Take my fear of flying. As a little boy, I loved to go to watch planes take off (hence, “Roache’s Run” — an actual spot beneath the Washington National runway — on Smokey Junglefrog’s She My Niece). Further, I loved to fly. When my parents divorced, I was shuttled between the Midwest and Northeast on heartwrenching, near-monthly unaccompanied flights. The residual sadness found its way onto my CDs: “Wax & Feathers” (on Always Almost There), “Glider” (on Out of Your Head), and “Crash Site” (on Crash Site.).

My new record-in-the-making has a number of flight-themed songs: “The Albatross” (“Everything around me/Disappears from sight/All the chains that bound me/Slip away/And I take flight”).
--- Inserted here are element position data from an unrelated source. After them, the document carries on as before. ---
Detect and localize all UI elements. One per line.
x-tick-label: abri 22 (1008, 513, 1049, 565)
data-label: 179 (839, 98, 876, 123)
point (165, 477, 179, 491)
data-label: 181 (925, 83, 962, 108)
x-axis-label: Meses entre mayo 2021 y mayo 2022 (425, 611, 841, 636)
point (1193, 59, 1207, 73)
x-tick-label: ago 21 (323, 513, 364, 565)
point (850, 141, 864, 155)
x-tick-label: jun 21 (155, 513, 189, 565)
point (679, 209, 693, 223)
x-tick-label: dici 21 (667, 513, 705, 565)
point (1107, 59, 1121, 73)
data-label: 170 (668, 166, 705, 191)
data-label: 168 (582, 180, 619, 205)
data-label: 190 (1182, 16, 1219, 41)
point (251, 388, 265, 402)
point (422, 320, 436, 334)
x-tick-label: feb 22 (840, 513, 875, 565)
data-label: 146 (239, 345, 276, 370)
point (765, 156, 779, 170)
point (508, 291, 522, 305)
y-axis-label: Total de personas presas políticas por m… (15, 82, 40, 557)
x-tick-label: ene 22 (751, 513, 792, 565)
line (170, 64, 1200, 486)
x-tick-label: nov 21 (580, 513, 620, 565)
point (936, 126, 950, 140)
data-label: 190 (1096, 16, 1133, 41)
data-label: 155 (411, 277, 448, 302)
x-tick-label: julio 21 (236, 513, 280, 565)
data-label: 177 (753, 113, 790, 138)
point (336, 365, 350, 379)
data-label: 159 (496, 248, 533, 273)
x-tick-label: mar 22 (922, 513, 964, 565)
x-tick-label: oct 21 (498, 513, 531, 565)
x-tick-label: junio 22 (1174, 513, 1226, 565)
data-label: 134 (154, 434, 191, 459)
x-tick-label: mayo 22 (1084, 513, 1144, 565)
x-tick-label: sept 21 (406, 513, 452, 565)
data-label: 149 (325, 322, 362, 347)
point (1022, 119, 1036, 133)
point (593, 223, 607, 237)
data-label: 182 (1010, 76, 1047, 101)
And “New York” (“I feel myself descending/And I feel it sinking in/In a moment we’ll be landed/I’ll be on my feet again”). This time, though, it is about taking off and landing, it’s about ascent and descent; the grounding force of gravity. There are no catastrophic failures, no flaming wrecks, no black boxes to recover.

And so, perhaps in the absence of those demons, the urgency to vanquish them in the only way I know how — writing — is diminished. What then will come next, then? I can fly, finally — why write about it?

Make no mistake: new issues will emerge, and old ones will resurface. But they are less powerful, and more manageable. The older one gets, the more capable one becomes: the more durable, weathered, resilient.

Last fall’s ‘Summer’s Gone Tour,’ then, marked an end of sorts: an end of innocence, and an end to the rocknroll dream. I was never very rocknroll anyway. Rocknroll is predicated, after all, on permenant youth — something I’ve never really been interested in anyway. I was raised on singer/songwriters: Bob Dylan, James Taylor, Carol King, Joan Baez, Elton John, John Denver, Jim Croce, Gordon Lightfoot. And Joni Mitchell. And so it’s their company I’ll endeavor to keep, the angels of the radiowaves: ours but in the ether.

Relatedly, PRI’s ‘Marketplace’ had a terrific piece this morning — Independence Day, after all — on independent artists like Aimee Mann. In it, Aimee’s manager (and former ‘Til Tuesday drummer Michael Hausemen) commented that ‘Til Tuesday still hadn’t recouped its expenses (ie: made any money) after nearly 20 years and two million album sales. In contrast, Aimee has sold roughly 200,000 copies of each of her two independent releases, earning her more than $1M.